Birth, death – and midlife crisis

Extreme political upheavals in the Mediterranean might offer Macri some perspective but little comfort for what remains a bad week at the office.

President Maur icio Macr i might have had the minority government status of his administration rubbed in his face this week but recent events in Spain and Italy (the motherlands of over two-thirds of the Argentine population) should also place his governability problems in perspective. In those countries the birth and the death of governments are creating severe problems alike. Only yesterday Spain suffered the shock of losing its prime minister of seven years when Mariano Rajoy was ousted by a vote of non-confidence (even if many Spaniards might have been more staggered by the abrupt exit of Real Madrid coach Zinedine Zidane shortly beforehand, only five days after clinching a Champions League cup treble). On the same note, Italy gave birth to a government whose very prospect has been causing international market turbulence for some days now – a combination of the left-leaning anti-establishment Five-Star Movement and the far right xenophobes of The (originally Lombard, then Northern) League, strange bedfellows indeed who would make Macri’s coalition look like a model of consistency. The per capita incomes of Spain and Italy might be almost four times higher than Argentina’s but a much more advanced economic development does not protect the political systems of these countries from suffering greater havoc from shared problems like populism and corruption.

These extreme political upheavals in the Mediterranean might offer Macri some perspective but little comfort for what remains a bad week at the office. While not leaving him in any immediate danger like Rajoy, the vetoed Senate bill to roll back steep utility bill increases hurts Macri in two of his most sensitive spots – control of the agenda and image.

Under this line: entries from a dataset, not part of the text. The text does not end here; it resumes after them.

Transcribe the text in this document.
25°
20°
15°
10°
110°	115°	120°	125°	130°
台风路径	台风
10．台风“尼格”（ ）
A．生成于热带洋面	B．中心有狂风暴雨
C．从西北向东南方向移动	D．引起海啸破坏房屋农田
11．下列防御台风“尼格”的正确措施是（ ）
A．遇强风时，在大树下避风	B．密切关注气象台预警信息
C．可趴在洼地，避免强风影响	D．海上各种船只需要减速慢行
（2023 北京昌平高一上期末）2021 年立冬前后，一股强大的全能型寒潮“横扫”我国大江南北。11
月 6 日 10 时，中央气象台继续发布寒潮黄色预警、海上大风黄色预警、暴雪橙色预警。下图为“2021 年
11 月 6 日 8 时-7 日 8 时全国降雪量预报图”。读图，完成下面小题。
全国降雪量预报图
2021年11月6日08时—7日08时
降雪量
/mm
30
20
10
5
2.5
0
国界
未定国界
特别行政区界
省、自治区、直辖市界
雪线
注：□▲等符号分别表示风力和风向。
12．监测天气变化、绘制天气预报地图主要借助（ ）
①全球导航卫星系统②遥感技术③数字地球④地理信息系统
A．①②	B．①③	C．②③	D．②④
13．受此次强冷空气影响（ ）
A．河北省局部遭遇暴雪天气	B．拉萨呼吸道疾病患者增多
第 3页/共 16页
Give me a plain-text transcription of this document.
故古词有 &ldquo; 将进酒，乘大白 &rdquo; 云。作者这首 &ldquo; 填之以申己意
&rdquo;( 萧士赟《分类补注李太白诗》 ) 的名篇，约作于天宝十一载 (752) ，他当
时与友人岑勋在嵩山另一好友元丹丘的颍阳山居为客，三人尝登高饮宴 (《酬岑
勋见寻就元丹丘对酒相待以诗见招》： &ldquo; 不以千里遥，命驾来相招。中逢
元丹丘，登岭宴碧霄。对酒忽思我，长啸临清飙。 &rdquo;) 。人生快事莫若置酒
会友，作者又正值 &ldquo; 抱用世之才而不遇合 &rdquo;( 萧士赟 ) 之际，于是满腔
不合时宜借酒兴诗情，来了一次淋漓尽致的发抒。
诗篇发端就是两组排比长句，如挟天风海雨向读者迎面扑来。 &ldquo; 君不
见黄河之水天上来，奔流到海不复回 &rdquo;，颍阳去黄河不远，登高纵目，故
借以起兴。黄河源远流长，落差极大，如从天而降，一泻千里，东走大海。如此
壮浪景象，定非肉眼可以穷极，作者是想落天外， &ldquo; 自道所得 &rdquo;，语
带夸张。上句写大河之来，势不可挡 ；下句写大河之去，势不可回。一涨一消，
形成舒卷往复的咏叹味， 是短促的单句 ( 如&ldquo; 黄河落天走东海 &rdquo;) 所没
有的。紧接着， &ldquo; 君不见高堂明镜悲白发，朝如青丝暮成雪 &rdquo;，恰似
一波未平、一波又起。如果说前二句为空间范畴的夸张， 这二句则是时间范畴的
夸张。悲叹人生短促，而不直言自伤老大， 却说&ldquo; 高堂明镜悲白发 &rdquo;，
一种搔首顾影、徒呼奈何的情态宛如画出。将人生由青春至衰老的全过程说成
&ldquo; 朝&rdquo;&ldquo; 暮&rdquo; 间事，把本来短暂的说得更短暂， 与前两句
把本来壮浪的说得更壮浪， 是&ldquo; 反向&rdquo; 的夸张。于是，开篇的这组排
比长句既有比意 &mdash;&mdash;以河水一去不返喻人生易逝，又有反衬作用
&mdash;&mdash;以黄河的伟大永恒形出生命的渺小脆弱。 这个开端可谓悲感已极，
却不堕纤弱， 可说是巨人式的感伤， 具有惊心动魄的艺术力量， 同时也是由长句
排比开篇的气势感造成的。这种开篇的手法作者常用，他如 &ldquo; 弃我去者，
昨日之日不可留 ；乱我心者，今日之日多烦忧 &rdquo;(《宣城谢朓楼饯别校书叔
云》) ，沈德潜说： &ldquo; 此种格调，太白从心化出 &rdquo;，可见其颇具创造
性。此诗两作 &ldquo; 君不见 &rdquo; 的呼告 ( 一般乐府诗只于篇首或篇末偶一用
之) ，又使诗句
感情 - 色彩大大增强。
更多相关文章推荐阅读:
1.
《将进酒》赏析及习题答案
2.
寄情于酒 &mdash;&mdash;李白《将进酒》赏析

The loss of control emerges from both before and after the event. Before because he could not head off an inevitable collision course despite pulling all strings – inevitable because the Peronist opposition was never going to abstain from cashing in on the unpopularity of the drastic gas and electricty bill increases, while Macri had no room to give ground when in the midst of negotiations with the International Monetary Fund (he could hardly set back fiscal deficit reduction by several billion dollars through restoring subsidies). But the bill itself – vetoed with a certain but limited political cost – was less of a trauma for Macri than the new parliamentary horizons it creates. That 35-30 Senate vote in the small hours of Thursday seems to doom over two years of successful ‘divide and rule’ between Kirchnerism and the more moderate strands of Peronism. Gridlock thus looms for a minority government. As for image, the presidential veto is a constitutional prerogative but one man crushing the collective verdict of the representatives of the people still looks ugly in democratic terms.

A cloud on the horizon and a definite bump in the highway for Macri then. However, his yellow car remains on the road – far from being out of office like Rajoy, his re-election next year still seems probable if no longer almost inevitable while populism looks light years away from power, unlike in Italy. Looking abroad, Macri enters a comfort zone and not just because of these favourable comparisons with the Mediterranean world – his prestige as G20 chair aids him in his relatively smooth negotiations with the IMF to secure a lifeline out of the recent financial crisis, bringing him the unanimous if vague endorsements of his G20 colleagues. Nonetheless, this is another timely reminder to the president – he should not forget that politics begins at home.